COZE Léon

1819-1896

` sommaire

Coze, Feltz et le streptocoque par H. MONTEIL

ELOGE FUNEBRE

Celui que nous accompagnons à sa dernière demeure portait un nom qui, par trois fois, a marqué avec éclat dans l'histoire de l'ancienne Faculté de Strasbourg. Il y a un siècle, le grand-père de Léon Coze, Pierre Coze, était nommé professeur de clinique interne à Strasbourg, à l'époque de la création des Ecoles de santé, et plus tard il était promu doyen de l'Ecole de Strasbourg, devenue Faculté de Médecine. Le fils de Pierre, Rozier Coze, à son tour, fut successivement professeur de matière médicale et de pharmacie, puis doyen de la même Faculté. C'est sous son décanat, qui dura vingt-deux ans, et grâce à ses efforts persévérants, que fut créée à Strasbourg l'Ecole du service de santé militaire, qui devait avoir une influence si grande sur la prospérité de la Faculté.

Elevé dans ce milieu d'élite, profondément impressionné parles exemples qu'il avait sous les yeux, Léon Coze eut de bonne heure l'ambition légitime de suivre les traces de son père et de son grand-père. C'est de cette époque lointaine de sa vie que date cette amitié, dont la mort seule a pu rompre le lien, avec un autre professeur de la Faculté de Strasbourg, le dernier survivant de cette phalange célèbre, M. le doyen Tourdes.

Léon Coze étudia la médecine, parvint au doctorat en 1842, fut nommé agrégé de la Faculté de Strasbourg en 1854. En 1857, il était chargé du cours de matière médicale et de pharmacie, devenu vacant par la retraite de son père, Rozier Coze, et l'année suivante, il était titularisé dans cette chaire, qui prenait le nom de chaire de matière médicale et thérapeutique. Bientôt il était appelé, en outre, à diriger la clinique des maladies des vieillards.

Après l'année terrible, Léon Coze suivit la Faculté de médecine à Nancy. C'est à lui qu'incomba la mission d'organiser le nouvel établissement, et il montra dans l'accomplissement de sa tâche des talents administratifs dignes de ses ancêtres. En 1889, il fut admis à la retraite et nommé professeur honoraire. Il était officier de l'Instruction publique, chevalier de la Légion d'honneur, associé national de l'Académie de médecine.

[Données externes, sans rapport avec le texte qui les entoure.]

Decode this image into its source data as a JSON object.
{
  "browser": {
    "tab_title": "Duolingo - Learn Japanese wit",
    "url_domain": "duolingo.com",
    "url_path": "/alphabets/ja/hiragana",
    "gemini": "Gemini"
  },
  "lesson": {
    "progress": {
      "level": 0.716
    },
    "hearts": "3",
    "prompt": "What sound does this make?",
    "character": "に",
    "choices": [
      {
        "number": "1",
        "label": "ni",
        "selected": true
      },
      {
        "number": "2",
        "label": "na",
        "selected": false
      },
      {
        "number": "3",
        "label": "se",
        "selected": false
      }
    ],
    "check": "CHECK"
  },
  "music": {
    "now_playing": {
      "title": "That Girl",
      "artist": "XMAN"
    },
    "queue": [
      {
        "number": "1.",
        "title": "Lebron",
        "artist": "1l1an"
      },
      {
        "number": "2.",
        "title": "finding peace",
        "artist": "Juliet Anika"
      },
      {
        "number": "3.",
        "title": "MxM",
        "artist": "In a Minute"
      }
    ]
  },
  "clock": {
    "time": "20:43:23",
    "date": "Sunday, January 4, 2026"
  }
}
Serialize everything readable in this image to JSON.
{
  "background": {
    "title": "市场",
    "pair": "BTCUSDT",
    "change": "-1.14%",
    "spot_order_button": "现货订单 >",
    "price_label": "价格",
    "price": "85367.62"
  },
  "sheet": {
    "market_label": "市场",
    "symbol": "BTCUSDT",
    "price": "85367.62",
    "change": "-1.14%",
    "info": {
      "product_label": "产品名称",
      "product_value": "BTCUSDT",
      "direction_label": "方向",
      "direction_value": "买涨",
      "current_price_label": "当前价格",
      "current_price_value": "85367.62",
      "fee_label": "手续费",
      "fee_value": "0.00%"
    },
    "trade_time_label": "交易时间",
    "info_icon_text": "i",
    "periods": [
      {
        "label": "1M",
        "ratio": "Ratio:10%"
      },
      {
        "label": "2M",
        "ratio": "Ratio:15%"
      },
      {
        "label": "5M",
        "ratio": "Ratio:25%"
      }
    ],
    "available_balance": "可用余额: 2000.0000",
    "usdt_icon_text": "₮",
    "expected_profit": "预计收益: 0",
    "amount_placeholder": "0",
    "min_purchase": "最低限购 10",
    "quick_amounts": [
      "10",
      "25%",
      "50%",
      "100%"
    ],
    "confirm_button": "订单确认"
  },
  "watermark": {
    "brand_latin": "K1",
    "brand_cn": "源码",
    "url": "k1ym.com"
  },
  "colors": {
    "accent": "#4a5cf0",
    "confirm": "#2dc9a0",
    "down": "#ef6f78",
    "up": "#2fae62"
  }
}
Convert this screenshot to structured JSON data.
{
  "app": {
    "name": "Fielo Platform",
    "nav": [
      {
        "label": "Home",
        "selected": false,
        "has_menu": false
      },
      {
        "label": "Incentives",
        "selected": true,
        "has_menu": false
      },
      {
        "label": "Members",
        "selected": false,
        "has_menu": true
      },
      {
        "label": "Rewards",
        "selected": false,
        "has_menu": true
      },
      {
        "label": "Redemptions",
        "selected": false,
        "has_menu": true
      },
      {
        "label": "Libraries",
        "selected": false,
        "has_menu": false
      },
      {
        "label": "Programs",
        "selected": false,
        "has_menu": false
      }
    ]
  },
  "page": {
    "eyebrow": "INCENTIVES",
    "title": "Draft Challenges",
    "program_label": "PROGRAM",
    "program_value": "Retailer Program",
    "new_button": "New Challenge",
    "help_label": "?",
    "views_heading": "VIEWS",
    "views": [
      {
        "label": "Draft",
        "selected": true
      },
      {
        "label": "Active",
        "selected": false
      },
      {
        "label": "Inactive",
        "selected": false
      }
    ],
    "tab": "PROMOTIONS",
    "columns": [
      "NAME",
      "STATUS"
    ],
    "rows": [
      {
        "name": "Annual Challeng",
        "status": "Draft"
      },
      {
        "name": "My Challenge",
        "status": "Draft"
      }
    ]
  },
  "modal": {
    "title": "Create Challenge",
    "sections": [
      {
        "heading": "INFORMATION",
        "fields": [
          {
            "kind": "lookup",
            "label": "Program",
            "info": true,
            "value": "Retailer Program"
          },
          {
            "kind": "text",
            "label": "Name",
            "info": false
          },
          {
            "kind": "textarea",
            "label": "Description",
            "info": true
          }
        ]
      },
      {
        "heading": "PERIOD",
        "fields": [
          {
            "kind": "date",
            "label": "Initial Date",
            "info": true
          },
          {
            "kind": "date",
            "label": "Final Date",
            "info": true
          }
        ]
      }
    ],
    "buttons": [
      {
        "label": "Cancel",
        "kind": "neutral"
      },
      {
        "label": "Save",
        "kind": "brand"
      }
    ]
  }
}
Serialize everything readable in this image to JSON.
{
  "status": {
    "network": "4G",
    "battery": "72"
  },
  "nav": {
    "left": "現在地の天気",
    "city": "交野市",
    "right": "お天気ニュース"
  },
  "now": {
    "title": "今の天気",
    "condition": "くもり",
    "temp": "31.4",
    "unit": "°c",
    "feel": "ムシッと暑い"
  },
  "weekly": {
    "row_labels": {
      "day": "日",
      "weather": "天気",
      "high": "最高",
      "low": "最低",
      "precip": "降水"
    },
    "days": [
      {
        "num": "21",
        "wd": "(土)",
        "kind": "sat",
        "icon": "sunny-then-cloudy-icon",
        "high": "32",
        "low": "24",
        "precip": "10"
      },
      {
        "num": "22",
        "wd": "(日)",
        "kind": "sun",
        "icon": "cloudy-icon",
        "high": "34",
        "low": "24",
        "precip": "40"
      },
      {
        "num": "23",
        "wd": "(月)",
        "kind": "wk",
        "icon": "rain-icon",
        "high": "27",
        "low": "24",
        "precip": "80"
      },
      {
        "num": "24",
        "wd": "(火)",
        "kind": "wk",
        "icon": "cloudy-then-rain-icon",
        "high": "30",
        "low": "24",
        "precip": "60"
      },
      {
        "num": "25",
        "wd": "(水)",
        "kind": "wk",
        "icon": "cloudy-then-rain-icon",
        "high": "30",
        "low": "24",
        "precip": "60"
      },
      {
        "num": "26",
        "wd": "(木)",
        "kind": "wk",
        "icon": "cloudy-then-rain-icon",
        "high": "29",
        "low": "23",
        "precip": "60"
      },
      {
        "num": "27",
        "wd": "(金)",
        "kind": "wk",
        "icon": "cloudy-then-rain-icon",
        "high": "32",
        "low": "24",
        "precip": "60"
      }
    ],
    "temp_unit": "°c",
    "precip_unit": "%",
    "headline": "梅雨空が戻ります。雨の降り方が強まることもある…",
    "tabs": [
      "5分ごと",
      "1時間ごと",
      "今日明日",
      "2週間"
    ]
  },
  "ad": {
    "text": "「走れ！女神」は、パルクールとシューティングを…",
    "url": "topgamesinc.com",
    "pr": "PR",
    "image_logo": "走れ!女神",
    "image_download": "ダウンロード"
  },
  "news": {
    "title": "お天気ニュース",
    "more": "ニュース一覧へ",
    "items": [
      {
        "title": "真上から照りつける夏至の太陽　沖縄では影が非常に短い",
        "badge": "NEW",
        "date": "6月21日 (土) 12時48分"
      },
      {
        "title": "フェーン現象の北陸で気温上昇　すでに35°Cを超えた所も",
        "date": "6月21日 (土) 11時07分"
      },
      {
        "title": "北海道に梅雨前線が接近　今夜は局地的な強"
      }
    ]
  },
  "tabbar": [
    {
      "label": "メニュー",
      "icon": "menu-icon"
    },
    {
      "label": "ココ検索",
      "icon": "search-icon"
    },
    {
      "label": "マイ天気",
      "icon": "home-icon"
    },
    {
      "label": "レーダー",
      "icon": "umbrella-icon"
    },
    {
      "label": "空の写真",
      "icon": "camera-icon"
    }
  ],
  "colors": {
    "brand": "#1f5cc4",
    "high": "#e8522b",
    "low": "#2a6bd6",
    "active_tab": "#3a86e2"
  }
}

Durant toute sa carrière, il s'est adonné sans relâche à ses travaux de laboratoire, ne les abandonnant que le jour où il fut admis à la retraite. Cette persévérance devait produire ses fruits. Léon Coze a eu l'honneur d'être un des précurseurs de la bactériologie. Dès 1866, en collaboration avec Feltz, il faisait connaître ses recherches expérimentales sur la présence des infusoires et l'état du sang dans les maladies infectieuses. Ces travaux, laborieusement poursuivis pendant les années suivantes, ont fait époque dans la science. Certes la découverte de méthodes nouvelles a pu ultérieurement modifier les conclusions des auteurs. Coze et Feltz n'en ont pas moins eu le grand mérite d'établir la nature microbienne de la plupart des maladies infectieuses.

D'opinions très arrêtées, mettant au service de convictions profondes une volonté énergique et une parfaite droiture, Léon Coze a fait preuve, dans toute sa carrière, d'une unité de vue et de conduite qui ne s'est pas démentie. Jamais il n'a reculé devant un devoir : son dévouement lors de l'épidémie de choléra de 1854 lui a valu une médaille, et pendant la guerre de 1870 il a servi son pays comme médecin principal de seconde classe au titre auxiliaire. Il a ressenti profondément la disparition de cette Faculté de Strasbourg, que des traditions de famille lui faisaient aimer doublement. Il en a éprouvé une grande tristesse, une sorte de découragement, qui perçait souvent dans ses paroles.

Léon Coze ne semblait pas, malgré son âge, devoir être ravi si tôt à l'affection des siens. Entouré de la tendre sollicitude d'une femme d'élite, il jouissait d'un repos bien mérité après une laborieuse carrière, quand un mal implacable est venu le frapper subitement, lui imposant de cruelles souffrances, qu'il a supportées avec un courage stoïque. Ce mal a triomphé de ses forces : Léon Coze s'est éteint doucement. Il a accompli sa tâche jusqu'au bout ; son existence a été bien remplie ; il laisse aux siens, à son fils, qui lui aussi a suivi avec distinction la carrière médicale, un nom respecté et le souvenir d'une vie de travail et d'honneur.